Por otro lado, mediante escritura pública autorizada por el notario Francisco González Fley, el 19 de junio del 2002, Máximo Leonel González Chavarría, Enrique Matamoros Tercero y Francisco Javier Zeledón Picado, el primero como apoderado generalísimo de Santos Catalino Cisne Herrera; el segundo en su carácter personal y como apoderado especial de Agustín Matamoros García; Zeledón Picado como presidente y apoderado generalísimo de la Agropecuaria Alfonso Núñez S.A.; utilizando la escritura librada por la notario Alvayero, vendieron la finca La Amancia al señor Justo Pastor Tórrez Flores, por la suma de cincuenta mil córdobas.
Sin embargo, Rafael Ventura Guzmán ha mantenido la posesión de la propiedad desde el mes de noviembre del 2001 y Justo Pastor Tórrez Flores demandó por inmisión en la posesión a quienes le vendieron la finca que ya estaba gravada por el embargo, debidamente inscrito el 21 de febrero del 2002 y quienes, según los trabajadores, nunca han tenido posesión de la misma.
JUEZ DEJA EN POSESIÓN AL OTRO SUPUESTO DUEÑO
En tal sentido, la tarde del jueves 20 de febrero de este año, el recién nombrado Juez Local Civil de Matagalpa, doctor Bernardo Morales, se presentó a la finca a cumplir un mandamiento de la Juez de Distrito Civil, Eveling González Betancourt, en el que le ordenaba dejar en posesión de la finca al señor Justo Pastor Tórrez Flores, otro de los supuestos dueños.
Para el abogado Carlos Baltodano Méndez, apoderado de Rafael Ventura Guzmán, el mandamiento judicial debía hacerse efectivo en contra de quienes le vendieron la finca a Tórrez Flores y no en contra de su representado, quien mantenía la posesión de La Amancia.

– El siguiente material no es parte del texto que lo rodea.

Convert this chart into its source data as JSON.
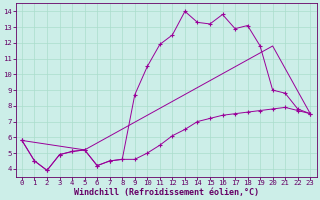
{
  "xlabel": "Windchill (Refroidissement éolien,°C)",
  "background_color": "#cceee8",
  "grid_color": "#aaddcc",
  "line_color": "#990099",
  "spine_color": "#660066",
  "xlim": [
    -0.5,
    23.5
  ],
  "ylim": [
    3.5,
    14.5
  ],
  "yticks": [
    4,
    5,
    6,
    7,
    8,
    9,
    10,
    11,
    12,
    13,
    14
  ],
  "xticks": [
    0,
    1,
    2,
    3,
    4,
    5,
    6,
    7,
    8,
    9,
    10,
    11,
    12,
    13,
    14,
    15,
    16,
    17,
    18,
    19,
    20,
    21,
    22,
    23
  ],
  "line1_x": [
    0,
    1,
    2,
    3,
    4,
    5,
    6,
    7,
    8,
    9,
    10,
    11,
    12,
    13,
    14,
    15,
    16,
    17,
    18,
    19,
    20,
    21,
    22,
    23
  ],
  "line1_y": [
    5.8,
    4.5,
    3.9,
    4.9,
    5.1,
    5.2,
    4.2,
    4.5,
    4.6,
    4.6,
    5.0,
    5.5,
    6.1,
    6.5,
    7.0,
    7.2,
    7.4,
    7.5,
    7.6,
    7.7,
    7.8,
    7.9,
    7.7,
    7.5
  ],
  "line2_x": [
    0,
    1,
    2,
    3,
    4,
    5,
    6,
    7,
    8,
    9,
    10,
    11,
    12,
    13,
    14,
    15,
    16,
    17,
    18,
    19,
    20,
    21,
    22,
    23
  ],
  "line2_y": [
    5.8,
    4.5,
    3.9,
    4.9,
    5.1,
    5.2,
    4.2,
    4.5,
    4.6,
    8.7,
    10.5,
    11.9,
    12.5,
    14.0,
    13.3,
    13.2,
    13.8,
    12.9,
    13.1,
    11.8,
    9.0,
    8.8,
    7.8,
    7.5
  ],
  "line3_x": [
    0,
    5,
    20,
    23
  ],
  "line3_y": [
    5.8,
    5.2,
    11.8,
    7.5
  ],
  "tick_fontsize": 5.2,
  "xlabel_fontsize": 6.0
}
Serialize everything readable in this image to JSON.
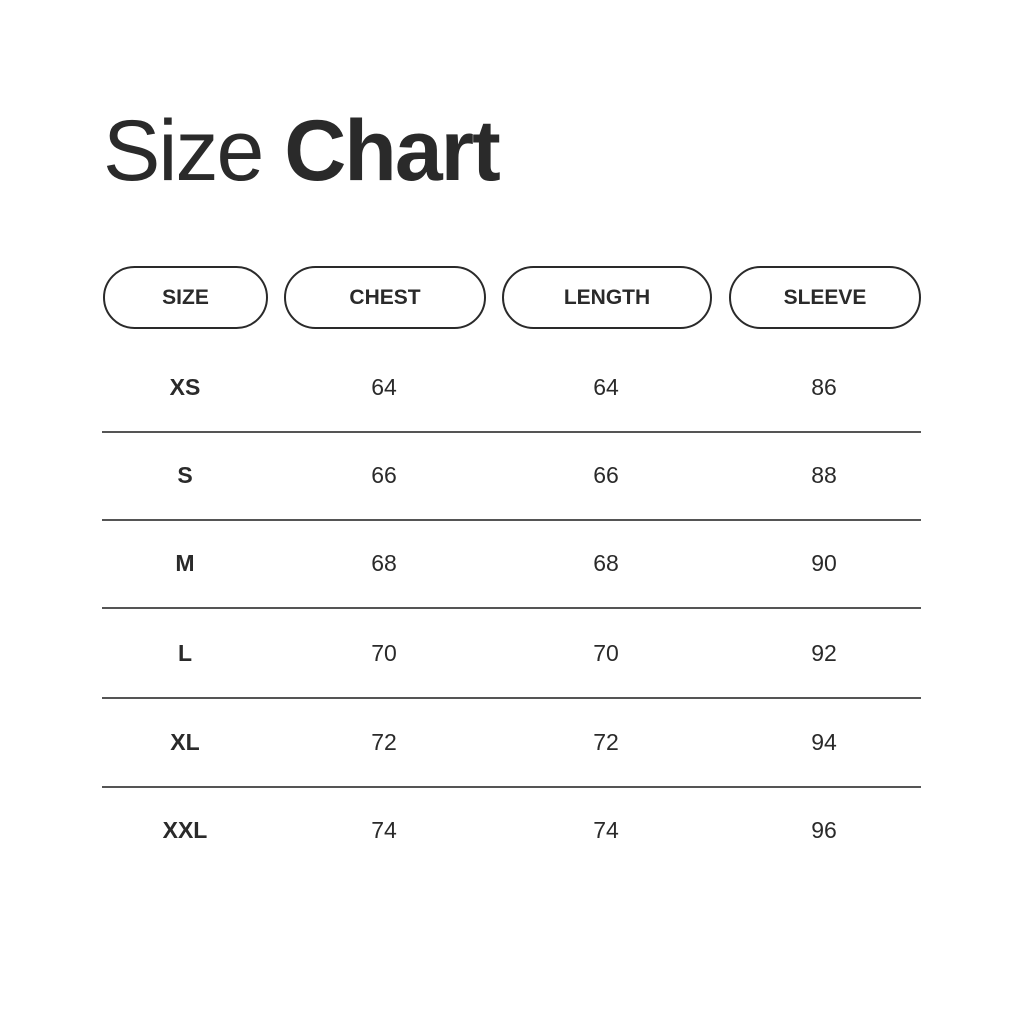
{
  "title": {
    "light": "Size",
    "bold": "Chart"
  },
  "headers": [
    "SIZE",
    "CHEST",
    "LENGTH",
    "SLEEVE"
  ],
  "rows": [
    [
      "XS",
      "64",
      "64",
      "86"
    ],
    [
      "S",
      "66",
      "66",
      "88"
    ],
    [
      "M",
      "68",
      "68",
      "90"
    ],
    [
      "L",
      "70",
      "70",
      "92"
    ],
    [
      "XL",
      "72",
      "72",
      "94"
    ],
    [
      "XXL",
      "74",
      "74",
      "96"
    ]
  ],
  "colors": {
    "text": "#2a2a2a",
    "rule": "#555555",
    "background": "#ffffff"
  }
}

“Si hay un tercero poseyendo con escritura que tiene igual derecho que las otras personas que demandaron, no puede el juez ejecutarla”, refiere Baltodano.
ACUSACIONES
No obstante, el juez Morales ejecutó el mandamiento judicial y, según el abogado Leonel Araica, también apoderado de Ventura Guzmán, cometió los delitos de prevaricato y abuso de autoridad, por lo que será acusado formalmente.
Los abogados de Ventura Guzmán pidieron al recién nombrado Juez la credencial que lo acredita como tal y, sin presentarla, con el auxilio policial, cumplió con el mandamiento.

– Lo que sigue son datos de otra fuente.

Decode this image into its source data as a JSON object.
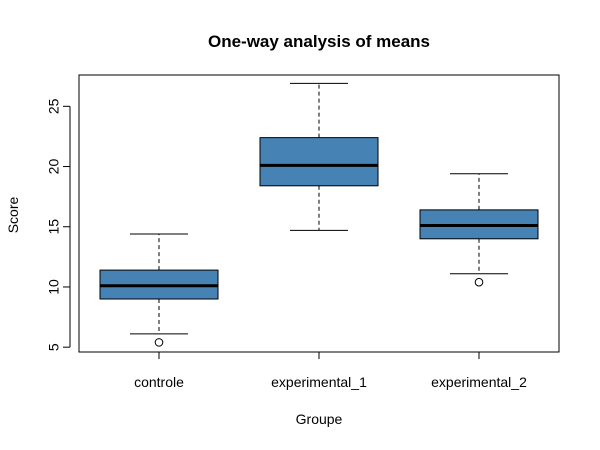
{
  "chart_data": {
    "type": "boxplot",
    "title": "One-way analysis of means",
    "xlabel": "Groupe",
    "ylabel": "Score",
    "ylim": [
      4.6,
      27.6
    ],
    "yticks": [
      5,
      10,
      15,
      20,
      25
    ],
    "box_color": "#4682b4",
    "categories": [
      "controle",
      "experimental_1",
      "experimental_2"
    ],
    "boxes": [
      {
        "name": "controle",
        "whisker_low": 6.1,
        "q1": 9.0,
        "median": 10.1,
        "q3": 11.4,
        "whisker_high": 14.4,
        "outliers": [
          5.4
        ]
      },
      {
        "name": "experimental_1",
        "whisker_low": 14.7,
        "q1": 18.4,
        "median": 20.1,
        "q3": 22.4,
        "whisker_high": 26.9,
        "outliers": []
      },
      {
        "name": "experimental_2",
        "whisker_low": 11.1,
        "q1": 14.0,
        "median": 15.1,
        "q3": 16.4,
        "whisker_high": 19.4,
        "outliers": [
          10.4
        ]
      }
    ]
  }
}
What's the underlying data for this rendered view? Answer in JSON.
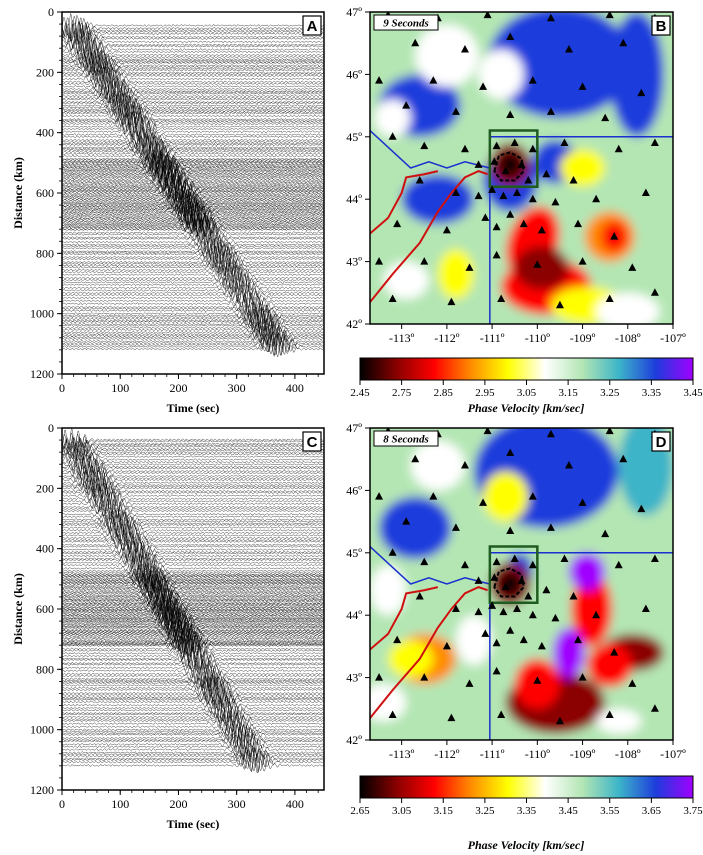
{
  "panels": [
    {
      "id": "A",
      "kind": "record_section",
      "chart_data": {
        "type": "line",
        "xlabel": "Time (sec)",
        "ylabel": "Distance (km)",
        "xlim": [
          0,
          450
        ],
        "ylim": [
          0,
          1200
        ],
        "xticks": [
          0,
          100,
          200,
          300,
          400
        ],
        "yticks": [
          0,
          200,
          400,
          600,
          800,
          1000,
          1200
        ],
        "moveout": {
          "time_at_near": [
            20,
            50
          ],
          "time_at_far": [
            375,
            1120
          ]
        }
      }
    },
    {
      "id": "C",
      "kind": "record_section",
      "chart_data": {
        "type": "line",
        "xlabel": "Time (sec)",
        "ylabel": "Distance (km)",
        "xlim": [
          0,
          450
        ],
        "ylim": [
          0,
          1200
        ],
        "xticks": [
          0,
          100,
          200,
          300,
          400
        ],
        "yticks": [
          0,
          200,
          400,
          600,
          800,
          1000,
          1200
        ],
        "moveout": {
          "time_at_near": [
            18,
            45
          ],
          "time_at_far": [
            330,
            1100
          ]
        }
      }
    },
    {
      "id": "B",
      "kind": "map",
      "period": "9 Seconds",
      "lon_range": [
        -113.7,
        -107
      ],
      "lat_range": [
        42,
        47
      ],
      "lon_ticks": [
        "-113º",
        "-112º",
        "-111º",
        "-110º",
        "-109º",
        "-108º",
        "-107º"
      ],
      "lat_ticks": [
        "42º",
        "43º",
        "44º",
        "45º",
        "46º",
        "47º"
      ],
      "colorbar": {
        "label": "Phase Velocity [km/sec]",
        "ticks": [
          "2.45",
          "2.75",
          "2.85",
          "2.95",
          "3.05",
          "3.15",
          "3.25",
          "3.35",
          "3.45"
        ]
      }
    },
    {
      "id": "D",
      "kind": "map",
      "period": "8 Seconds",
      "lon_range": [
        -113.7,
        -107
      ],
      "lat_range": [
        42,
        47
      ],
      "lon_ticks": [
        "-113º",
        "-112º",
        "-111º",
        "-110º",
        "-109º",
        "-108º",
        "-107º"
      ],
      "lat_ticks": [
        "42º",
        "43º",
        "44º",
        "45º",
        "46º",
        "47º"
      ],
      "colorbar": {
        "label": "Phase Velocity [km/sec]",
        "ticks": [
          "2.65",
          "3.05",
          "3.15",
          "3.25",
          "3.35",
          "3.45",
          "3.55",
          "3.65",
          "3.75"
        ]
      }
    }
  ],
  "colors": {
    "scale": [
      "#000000",
      "#8b0000",
      "#ff0000",
      "#ff8c00",
      "#ffff00",
      "#ffffff",
      "#b4e6b4",
      "#3cb4c8",
      "#1e3cdc",
      "#a000ff"
    ],
    "station": "#000000",
    "snake_river_plain": "#d01010",
    "state_border": "#1a2fd0",
    "park_boundary": "#1f5c1f",
    "caldera": "#000000"
  },
  "stations": [
    [
      -113.3,
      46.95
    ],
    [
      -112.2,
      46.9
    ],
    [
      -111.1,
      46.95
    ],
    [
      -109.7,
      46.9
    ],
    [
      -108.4,
      46.95
    ],
    [
      -107.4,
      46.9
    ],
    [
      -112.7,
      46.5
    ],
    [
      -111.6,
      46.4
    ],
    [
      -110.6,
      46.6
    ],
    [
      -109.3,
      46.4
    ],
    [
      -108.1,
      46.5
    ],
    [
      -113.5,
      45.9
    ],
    [
      -112.3,
      45.9
    ],
    [
      -111.2,
      45.8
    ],
    [
      -110.1,
      45.9
    ],
    [
      -109.0,
      45.8
    ],
    [
      -107.7,
      45.7
    ],
    [
      -112.9,
      45.5
    ],
    [
      -111.8,
      45.4
    ],
    [
      -110.6,
      45.35
    ],
    [
      -109.7,
      45.4
    ],
    [
      -108.5,
      45.3
    ],
    [
      -113.2,
      45.0
    ],
    [
      -112.5,
      44.85
    ],
    [
      -111.6,
      44.8
    ],
    [
      -110.9,
      44.85
    ],
    [
      -110.5,
      44.9
    ],
    [
      -110.1,
      44.8
    ],
    [
      -109.4,
      44.9
    ],
    [
      -108.2,
      44.8
    ],
    [
      -107.4,
      44.9
    ],
    [
      -111.3,
      44.55
    ],
    [
      -110.95,
      44.6
    ],
    [
      -110.7,
      44.45
    ],
    [
      -110.35,
      44.55
    ],
    [
      -110.2,
      44.3
    ],
    [
      -109.8,
      44.4
    ],
    [
      -109.2,
      44.3
    ],
    [
      -112.6,
      44.3
    ],
    [
      -111.8,
      44.1
    ],
    [
      -111.3,
      44.05
    ],
    [
      -111.0,
      44.15
    ],
    [
      -110.75,
      44.05
    ],
    [
      -110.45,
      44.1
    ],
    [
      -110.1,
      44.0
    ],
    [
      -109.6,
      43.95
    ],
    [
      -108.7,
      44.0
    ],
    [
      -107.6,
      44.1
    ],
    [
      -113.1,
      43.6
    ],
    [
      -112.0,
      43.5
    ],
    [
      -111.15,
      43.7
    ],
    [
      -110.9,
      43.55
    ],
    [
      -110.6,
      43.75
    ],
    [
      -110.3,
      43.6
    ],
    [
      -109.9,
      43.5
    ],
    [
      -109.1,
      43.6
    ],
    [
      -108.3,
      43.4
    ],
    [
      -113.5,
      43.0
    ],
    [
      -112.5,
      43.0
    ],
    [
      -111.5,
      42.9
    ],
    [
      -110.9,
      43.1
    ],
    [
      -110.0,
      42.95
    ],
    [
      -109.0,
      43.0
    ],
    [
      -107.9,
      42.9
    ],
    [
      -113.2,
      42.4
    ],
    [
      -111.9,
      42.35
    ],
    [
      -110.8,
      42.4
    ],
    [
      -109.5,
      42.3
    ],
    [
      -108.4,
      42.4
    ],
    [
      -107.4,
      42.5
    ]
  ]
}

Araica y Baltodano señalan que el Juez Morales no era competente para ejecutar el mandamiento, puesto que “él es juez de Matagalpa y no de San Ramón”. Morales, por su parte, dijo: que “eso lo tienen que alegar por la vía ordinaria”.
IRRUMPEN ARMADOS DE MACHETES
Al final, lo que era un mandamiento de dejar en posesión a Tórrez Flores se convirtió en un desalojo, cuando varias decenas de trabajadores de la Agropecuaria Alfonso Núñez y del propio Tórrez Flores irrumpieron en la propiedad, armados de machetes.

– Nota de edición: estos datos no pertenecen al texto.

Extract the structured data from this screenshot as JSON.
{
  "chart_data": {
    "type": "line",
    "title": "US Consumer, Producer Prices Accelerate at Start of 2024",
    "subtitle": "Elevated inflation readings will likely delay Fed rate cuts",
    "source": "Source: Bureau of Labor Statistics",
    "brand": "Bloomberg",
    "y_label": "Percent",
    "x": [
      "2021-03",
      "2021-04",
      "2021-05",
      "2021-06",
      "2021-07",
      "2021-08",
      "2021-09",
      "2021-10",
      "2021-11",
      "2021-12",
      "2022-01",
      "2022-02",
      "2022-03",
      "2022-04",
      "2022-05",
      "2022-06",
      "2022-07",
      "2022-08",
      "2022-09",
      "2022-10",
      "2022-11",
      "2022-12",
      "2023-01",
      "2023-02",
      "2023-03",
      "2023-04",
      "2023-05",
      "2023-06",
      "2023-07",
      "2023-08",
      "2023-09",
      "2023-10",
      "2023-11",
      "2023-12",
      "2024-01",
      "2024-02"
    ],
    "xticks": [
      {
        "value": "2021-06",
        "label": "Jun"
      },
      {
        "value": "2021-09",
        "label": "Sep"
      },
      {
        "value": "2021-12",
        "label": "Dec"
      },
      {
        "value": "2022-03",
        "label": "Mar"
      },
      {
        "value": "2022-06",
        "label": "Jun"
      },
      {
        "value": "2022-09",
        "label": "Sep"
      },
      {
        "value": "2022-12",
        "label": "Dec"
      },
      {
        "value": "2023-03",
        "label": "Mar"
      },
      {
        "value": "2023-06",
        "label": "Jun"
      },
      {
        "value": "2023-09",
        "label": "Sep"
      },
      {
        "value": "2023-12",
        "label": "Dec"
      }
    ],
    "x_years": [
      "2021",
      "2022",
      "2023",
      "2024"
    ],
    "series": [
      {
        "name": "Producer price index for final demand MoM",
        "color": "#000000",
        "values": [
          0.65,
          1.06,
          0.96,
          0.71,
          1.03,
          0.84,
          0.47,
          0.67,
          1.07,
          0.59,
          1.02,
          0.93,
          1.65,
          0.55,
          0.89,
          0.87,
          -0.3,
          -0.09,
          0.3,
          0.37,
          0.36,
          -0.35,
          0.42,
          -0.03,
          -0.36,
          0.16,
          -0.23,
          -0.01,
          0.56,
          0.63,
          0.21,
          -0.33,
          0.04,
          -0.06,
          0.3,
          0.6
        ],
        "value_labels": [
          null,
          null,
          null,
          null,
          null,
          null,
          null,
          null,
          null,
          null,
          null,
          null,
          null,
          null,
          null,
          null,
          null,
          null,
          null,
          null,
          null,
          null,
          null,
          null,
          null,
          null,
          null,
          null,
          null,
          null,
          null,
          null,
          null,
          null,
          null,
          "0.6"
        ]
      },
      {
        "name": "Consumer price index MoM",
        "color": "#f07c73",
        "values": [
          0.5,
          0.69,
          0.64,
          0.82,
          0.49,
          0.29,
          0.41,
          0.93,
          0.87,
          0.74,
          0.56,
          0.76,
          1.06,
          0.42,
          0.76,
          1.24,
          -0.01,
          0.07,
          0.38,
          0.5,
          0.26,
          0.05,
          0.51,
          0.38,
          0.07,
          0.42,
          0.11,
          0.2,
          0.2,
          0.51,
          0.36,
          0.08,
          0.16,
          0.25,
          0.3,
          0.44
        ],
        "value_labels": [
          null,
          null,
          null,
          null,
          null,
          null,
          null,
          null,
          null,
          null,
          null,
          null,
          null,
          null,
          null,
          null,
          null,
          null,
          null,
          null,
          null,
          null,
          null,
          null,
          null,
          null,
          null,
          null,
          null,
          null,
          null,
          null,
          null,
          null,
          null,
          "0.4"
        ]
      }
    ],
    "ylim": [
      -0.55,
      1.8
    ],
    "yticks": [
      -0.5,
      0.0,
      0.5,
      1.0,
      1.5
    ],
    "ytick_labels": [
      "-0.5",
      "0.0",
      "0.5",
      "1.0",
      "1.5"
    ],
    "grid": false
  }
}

Con tales antecedentes, en el Juzgado de Distrito Civil de Matagalpa se ventila el juicio que determinará a quién pertenece la propiedad objeto de la litis que podría desatar actos de violencia entre los trabajadores de cada una de las partes involucradas.
¿FRAGILIDAD?
Conflicto de la Amancia, en Matagalpa, deja al descubierto la fragilidad de la Corte Suprema de Justicia para fiscalizar el actuar de los notarios públicos, registradores públicos de la propiedad y los mismos jueces.